Thomas Jay Webster
Department of Chemical Engineering, Northeastern University, Boston, MA, USA
Bacteria drug resistance has become one of the biggest threats to the global health care system. Many conventional antibiotics prevent bacterial growth in a target-specific manner that has led to bacteria developing defensive mechanisms by alternating binding sites of the drugs or hydrolyzing the drug; such events lead to antibiotic ineffectiveness, the formation of antibiotic-resistant bacteria, and long-term infection complications. Moreover, bacterial biofilms (formed by immobilized bacteria on the surfaces of medical devices) continue to plague the medical device community. Herein, we developed and tested (using in vitro and in vivo experiments) a wide range of self-assembled peptide materials (nanoparticles, nanofibers, etc.) as antibacterial and biocompatible agents against drug-resistant bacteria without the use of antibiotics.
In our studies in particular, two types of cationic peptide amphiphiles (PAs) have been designed to self-assemble into nanoparticles with different morphologies in aqueous solution. Each PA molecule we designed contains an aliphatic hydrophobic segment and an oligopeptide hydrophilic segment. As a result, simultaneous self-assembly is driven by hydrophobic interactions, whereas the hydrophilic peptide segment can control the self-assembled structure and display desirable interactions with bacterial membranes. With the antibacterial activities inherited from naturally occurring antimicrobial peptides (AMPs), these self-assembled “nano-biotics” can effectively penetrate bacterial membranes via electrostatic interactions, resulting in a low likelihood for bacteria to develop drug resistance.
First, antibacterial cationic peptide amphiphiles (ACA-PAs) can self-assemble into nanorod structures via intermolecular hydrogen bonds, which enable the formation of transmembrane pores on bacteria membranes. Our results showed that these self-assembled nanorods were 7-10 nm in diameter, as observed by transmission electron microscopy (TEM). In bacterial studies, Gram-positive methicillin-resistant Staphylococcus aureus (MRSA) and Gram- negative multidrug-resistant Escherichia coli (MDR E. coli) were tested. At concentrations over 0.2 mg/ml (80 µM), the ACA nanorods completely inhibited the growth of antibiotic-resistant bacteria, and decreased MRSA and MDR E. coli density by 100-fold and 10,000-fold, respectively. In particular, self-assembly of ACA-PAs was shown to be important for killing Gram-negative bacteria. The self-assembled nanorods also exhibited significantly lower toxicity towards human dermal fibroblast (HDF) cells.
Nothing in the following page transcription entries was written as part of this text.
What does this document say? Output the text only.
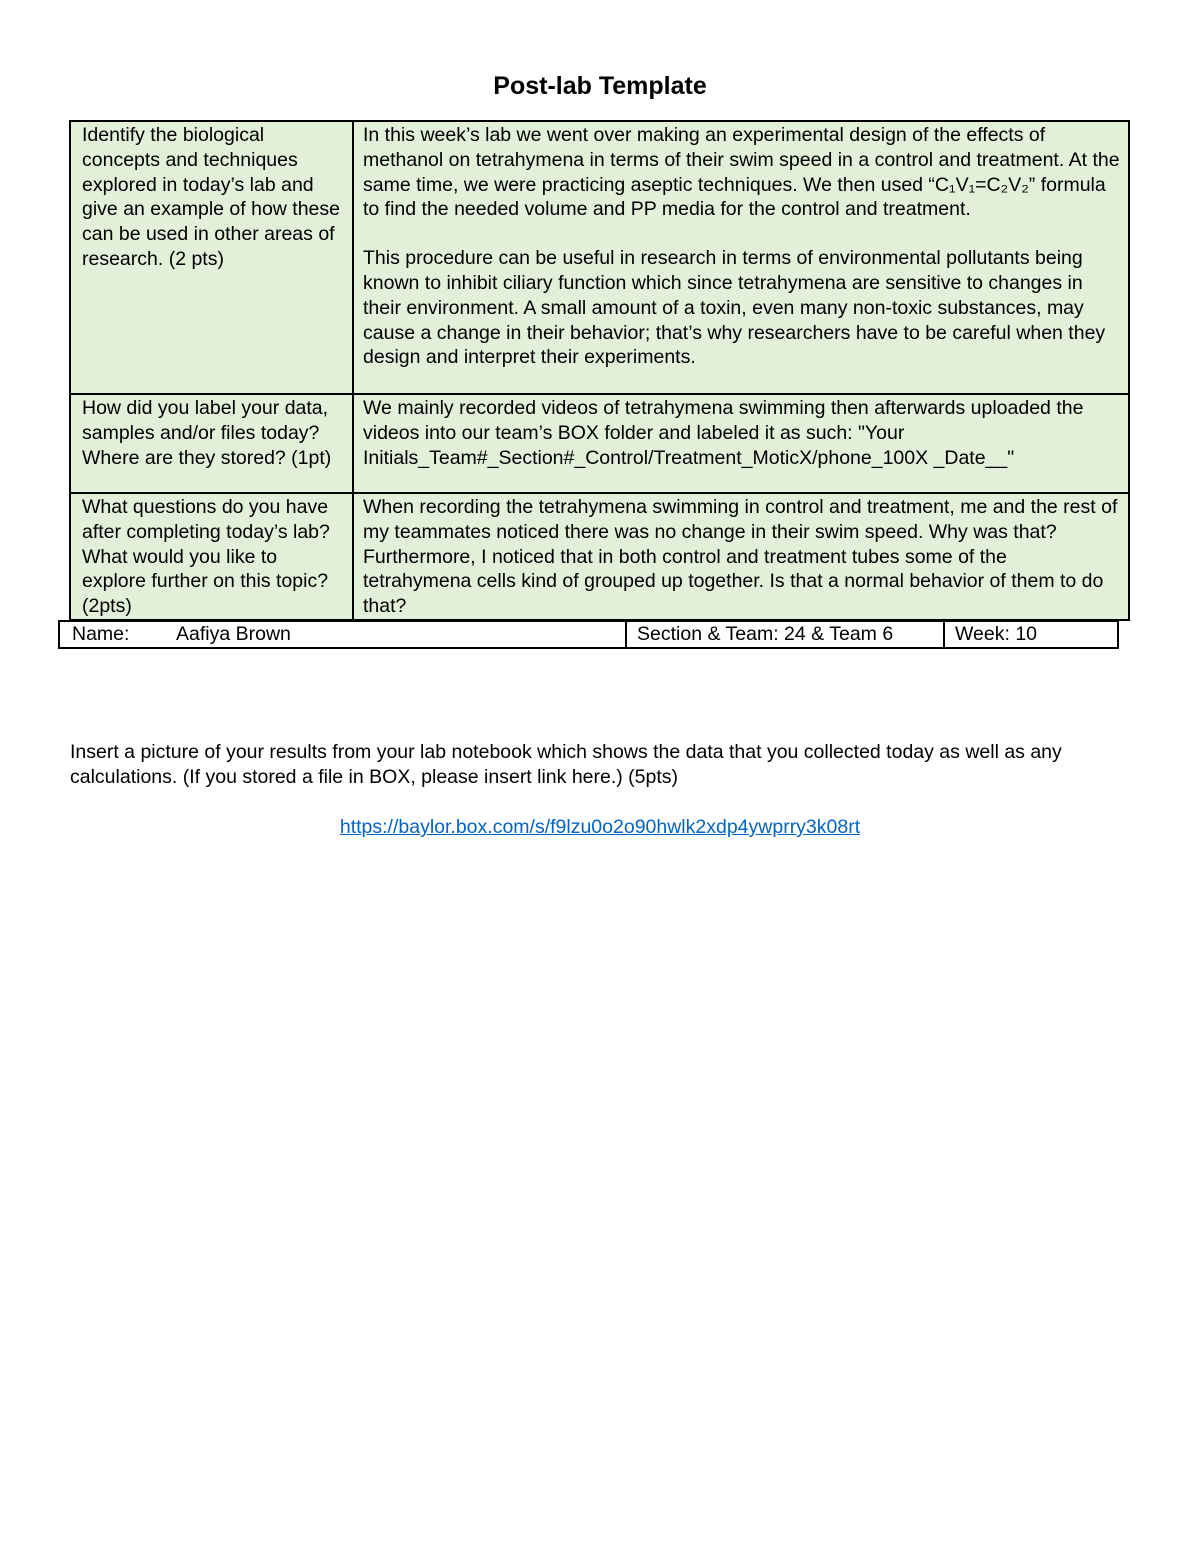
Post-lab Template
Identify the biological concepts and techniques explored in today’s lab and give an example of how these can be used in other areas of research. (2 pts)	In this week’s lab we went over making an experimental design of the effects of methanol on tetrahymena in terms of their swim speed in a control and treatment. At the same time, we were practicing aseptic techniques. We then used “C₁V₁=C₂V₂” formula to find the needed volume and PP media for the control and treatment.

This procedure can be useful in research in terms of environmental pollutants being known to inhibit ciliary function which since tetrahymena are sensitive to changes in their environment. A small amount of a toxin, even many non-toxic substances, may cause a change in their behavior; that’s why researchers have to be careful when they design and interpret their experiments.

How did you label your data, samples and/or files today? Where are they stored? (1pt)	We mainly recorded videos of tetrahymena swimming then afterwards uploaded the videos into our team’s BOX folder and labeled it as such: "Your Initials_Team#_Section#_Control/Treatment_MoticX/phone_100X _Date__"

What questions do you have after completing today’s lab? What would you like to explore further on this topic? (2pts)	When recording the tetrahymena swimming in control and treatment, me and the rest of my teammates noticed there was no change in their swim speed. Why was that? Furthermore, I noticed that in both control and treatment tubes some of the tetrahymena cells kind of grouped up together. Is that a normal behavior of them to do that?

Name: Aafiya Brown	Section & Team: 24 & Team 6	Week: 10
Insert a picture of your results from your lab notebook which shows the data that you collected today as well as any calculations. (If you stored a file in BOX, please insert link here.) (5pts)
https://baylor.box.com/s/f9lzu0o2o90hwlk2xdp4ywprry3k08rt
Moreover, PA self-assembled nanoparticles can be coated on medical device surfaces to prevent bacterial colonization. As just ne example, spherical amphiphilic peptide nanoparticles (APNPs) have been coated onto porous chitosan matrices (PCM) using simple lyophilization. APNPs can self-assemble into spherical micelles with arginine-rich peptide sequences exposed on the surface in solution. Followed by lyophilization, nanospheres of APNPs (about 300 nm in diameter) were observed by scanning electron microscopy (SEM). PCM, which was prepared by lyophilizing a 0.02% chitosan solution in 1% acetic acid, possessed a highly distributed porous structure for APNP entrapment. SEM characterization showed that APNPs can physically attached on the inner pores of PCM. In addition, after incubation with Staphylococcus epidermidis (S. epidermidis) for 24 h, PCM scaffolds loaded with 200 μM APNPs reduced bacterial colonization by 100-fold compared with plain PCM. In vivo studies confirmed in vitro results and will also be presented.
In conclusion, the above mentioned self-assembled nanoparticles of PAs exhibit potent antibacterial activity and high biocompatibility. These self-assembling peptides could be promising nanomedicines as alternatives to antibiotics against bacterial drug-resistance.
Keywords: Self-assembly, peptide amphiphiles, antibacterial, and antibiotic-resistant bacteria.